Hanson new president-elect of ASEEES
Stephen E. Hanson, vice provost for international affairs and director of the Reves Center for International Studies at William & Mary, has been elected president of the Association for Slavic, East European and Eurasian Studies (ASEEES).
Hanson will serve a three-year term, beginning in 2013 as vice-president/president elect, continuing in 2014 as president, and concluding in 2015 as immediate past president. All three roles are represented on the ASEEES Board of Directors.
ASEEES is a nonprofit, non-political, scholarly society, and is the leading private organization in the world dedicated to the advancement of knowledge about the former Soviet Union (including Eurasia) and Eastern and Central Europe. The Association has approximately 3,500 members and subscribers in the United States and abroad, and publishes the scholarly journal Slavic Review: Interdisciplinary Quarterly of Russian, Eurasian, and East European Studies.
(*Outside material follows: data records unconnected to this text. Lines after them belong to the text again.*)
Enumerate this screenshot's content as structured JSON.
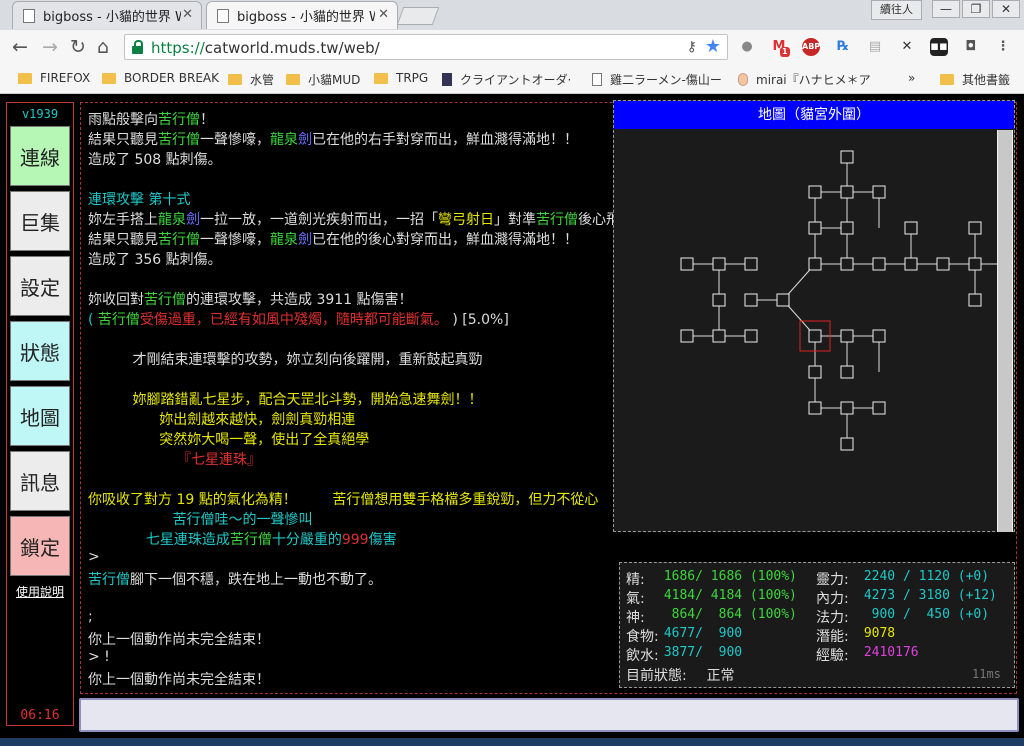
{
  "browser": {
    "tabs": [
      {
        "title": "bigboss - 小貓的世界 W",
        "active": false
      },
      {
        "title": "bigboss - 小貓的世界 W",
        "active": true
      }
    ],
    "user_button": "續往人",
    "window_buttons": [
      "—",
      "❐",
      "✕"
    ],
    "url_scheme": "https://",
    "url_rest": "catworld.muds.tw/web/",
    "extensions": [
      "speech-icon",
      "gmail-icon",
      "adblock-icon",
      "rx-icon",
      "reader-icon",
      "x-icon",
      "ghost-icon",
      "record-icon",
      "menu-icon"
    ],
    "gmail_badge": "1",
    "adblock_label": "ABP",
    "bookmarks": [
      {
        "label": "FIREFOX",
        "icon": "folder"
      },
      {
        "label": "BORDER BREAK",
        "icon": "folder"
      },
      {
        "label": "水管",
        "icon": "folder"
      },
      {
        "label": "小貓MUD",
        "icon": "folder"
      },
      {
        "label": "TRPG",
        "icon": "folder"
      },
      {
        "label": "クライアントオーダ·",
        "icon": "app"
      },
      {
        "label": "雞二ラーメン-傷山ー",
        "icon": "page"
      },
      {
        "label": "mirai『ハナヒメ＊ア",
        "icon": "avatar"
      }
    ],
    "bookmarks_more": "»",
    "other_bookmarks": "其他書籤"
  },
  "sidebar": {
    "version": "v1939",
    "buttons": [
      {
        "label": "連線",
        "color": "#b6f7b6"
      },
      {
        "label": "巨集",
        "color": "#ececec"
      },
      {
        "label": "設定",
        "color": "#ececec"
      },
      {
        "label": "狀態",
        "color": "#bff6f6"
      },
      {
        "label": "地圖",
        "color": "#bff6f6"
      },
      {
        "label": "訊息",
        "color": "#ececec"
      },
      {
        "label": "鎖定",
        "color": "#f6b6b6"
      }
    ],
    "help": "使用說明",
    "clock": "06:16"
  },
  "console": {
    "lines": [
      {
        "spans": [
          [
            "雨點般擊向",
            "w"
          ],
          [
            "苦行僧",
            "g"
          ],
          [
            "！",
            "w"
          ]
        ]
      },
      {
        "spans": [
          [
            "結果只聽見",
            "w"
          ],
          [
            "苦行僧",
            "g"
          ],
          [
            "一聲慘嚎，",
            "w"
          ],
          [
            "龍泉",
            "g"
          ],
          [
            "劍",
            "b"
          ],
          [
            "已在他的右手對穿而出，鮮血濺得滿地！！",
            "w"
          ]
        ]
      },
      {
        "spans": [
          [
            "造成了 508 點刺傷。",
            "w"
          ]
        ]
      },
      {
        "spans": []
      },
      {
        "spans": [
          [
            "連環攻擊 第十式",
            "c"
          ]
        ]
      },
      {
        "spans": [
          [
            "妳左手搭上",
            "w"
          ],
          [
            "龍泉",
            "g"
          ],
          [
            "劍",
            "b"
          ],
          [
            "一拉一放，一道劍光疾射而出，一招「",
            "w"
          ],
          [
            "彎弓射日",
            "y"
          ],
          [
            "」對準",
            "w"
          ],
          [
            "苦行僧",
            "g"
          ],
          [
            "後心飛去！",
            "w"
          ]
        ]
      },
      {
        "spans": [
          [
            "結果只聽見",
            "w"
          ],
          [
            "苦行僧",
            "g"
          ],
          [
            "一聲慘嚎，",
            "w"
          ],
          [
            "龍泉",
            "g"
          ],
          [
            "劍",
            "b"
          ],
          [
            "已在他的後心對穿而出，鮮血濺得滿地！！",
            "w"
          ]
        ]
      },
      {
        "spans": [
          [
            "造成了 356 點刺傷。",
            "w"
          ]
        ]
      },
      {
        "spans": []
      },
      {
        "spans": [
          [
            "妳收回對",
            "w"
          ],
          [
            "苦行僧",
            "g"
          ],
          [
            "的連環攻擊，共造成 3911 點傷害！",
            "w"
          ]
        ]
      },
      {
        "spans": [
          [
            "( ",
            "c"
          ],
          [
            "苦行僧",
            "g"
          ],
          [
            "受傷過重，已經有如風中殘燭，隨時都可能斷氣。",
            "r"
          ],
          [
            " ) [5.0%]",
            "w"
          ]
        ]
      },
      {
        "spans": []
      },
      {
        "spans": [
          [
            "          才剛結束連環擊的攻勢，妳立刻向後躍開，重新鼓起真勁",
            "w"
          ]
        ]
      },
      {
        "spans": []
      },
      {
        "spans": [
          [
            "          妳腳踏錯亂七星步，配合天罡北斗勢，開始急速舞劍！！",
            "y"
          ]
        ]
      },
      {
        "spans": [
          [
            "                妳出劍越來越快，劍劍真勁相連",
            "y"
          ]
        ]
      },
      {
        "spans": [
          [
            "                突然妳大喝一聲，使出了全真絕學",
            "y"
          ]
        ]
      },
      {
        "spans": [
          [
            "                    『七星連珠』",
            "r"
          ]
        ]
      },
      {
        "spans": []
      },
      {
        "spans": [
          [
            "你吸收了對方 19 點的氣化為精！",
            "y"
          ],
          [
            "        苦行僧想用雙手格檔多重銳勁，但力不從心",
            "y"
          ]
        ]
      },
      {
        "spans": [
          [
            "                   ",
            "w"
          ],
          [
            "苦行僧哇～的一聲慘叫",
            "c"
          ]
        ]
      },
      {
        "spans": [
          [
            "             七星連珠造成",
            "c"
          ],
          [
            "苦行僧",
            "g"
          ],
          [
            "十分嚴重的",
            "c"
          ],
          [
            "999",
            "r"
          ],
          [
            "傷害",
            "c"
          ]
        ]
      },
      {
        "spans": [
          [
            ">",
            "w"
          ]
        ]
      },
      {
        "spans": [
          [
            "苦行僧",
            "c"
          ],
          [
            "腳下一個不穩，跌在地上一動也不動了。",
            "w"
          ]
        ]
      },
      {
        "spans": []
      },
      {
        "spans": [
          [
            ";",
            "w"
          ]
        ]
      },
      {
        "spans": [
          [
            "你上一個動作尚未完全結束！",
            "w"
          ]
        ]
      },
      {
        "spans": [
          [
            "> !",
            "w"
          ]
        ]
      },
      {
        "spans": [
          [
            "你上一個動作尚未完全結束！",
            "w"
          ]
        ]
      }
    ]
  },
  "map": {
    "title": "地圖（貓宮外圍）"
  },
  "stats": {
    "rows": [
      {
        "l_label": "精:",
        "l_value": " 1686/ 1686 (100%)",
        "l_color": "#3dd63d",
        "r_label": "靈力:",
        "r_value": " 2240 / 1120 (+0)",
        "r_color": "#1ec8c8"
      },
      {
        "l_label": "氣:",
        "l_value": " 4184/ 4184 (100%)",
        "l_color": "#3dd63d",
        "r_label": "內力:",
        "r_value": " 4273 / 3180 (+12)",
        "r_color": "#1ec8c8"
      },
      {
        "l_label": "神:",
        "l_value": "  864/  864 (100%)",
        "l_color": "#3dd63d",
        "r_label": "法力:",
        "r_value": "  900 /  450 (+0)",
        "r_color": "#1ec8c8"
      },
      {
        "l_label": "食物:",
        "l_value": " 4677/  900",
        "l_color": "#1ec8c8",
        "r_label": "潛能:",
        "r_value": " 9078",
        "r_color": "#e6e600"
      },
      {
        "l_label": "飲水:",
        "l_value": " 3877/  900",
        "l_color": "#1ec8c8",
        "r_label": "經驗:",
        "r_value": " 2410176",
        "r_color": "#e040e0"
      }
    ],
    "state_label": "目前狀態:",
    "state_value": " 正常",
    "ping": "11ms"
  }
}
The organization supports teaching, research and publication relating to Slavic, East-Central European and Eurasian studies nationally and internationally. Its representatives serve on such bodies as the U.S. State Department's Advisory Committee for Studies of Eastern Europe and the Independent States of the former Soviet Union, and the International Council for Central and East European Studies. The Association is also a constituent society of the American Council of Learned Societies.
Prior to arriving at William & Mary, Dr. Hanson was a faculty member in the Department of Political Science at the University of Washington in Seattle from 1990 to 2011, where he also served as the Director of the Ellison Center for Russian, East European, and Central Asian Studies at the Jackson School of International Studies from 2000-2008.
He is the author of numerous works on communist and post-communist politics in comparative perspective including "Time and Revolution," which received the 1998 Wayne S. Vucinich book award from the American Association for the Advancement of Slavic Studies (now ASEEES).
Hanson has also been a Visiting Scholar at the Minda de Gunzburg Center for European Studies at Harvard, a Visiting Scholar at the Department of Politics and International Relations at Oxford University and a Research Scholar at the Kennan Institute at the Woodrow Wilson International Center for Scholars in Washington, D.C.
“I am honored beyond words to be selected by the membership of ASEEES as the organization’s next president-elect,” Hanson said. “At a time when regional and area studies approaches face serious threats to their funding and place in academia, organizations like ASEEES are more important than ever. I eagerly look forward to taking on this important leadership role.”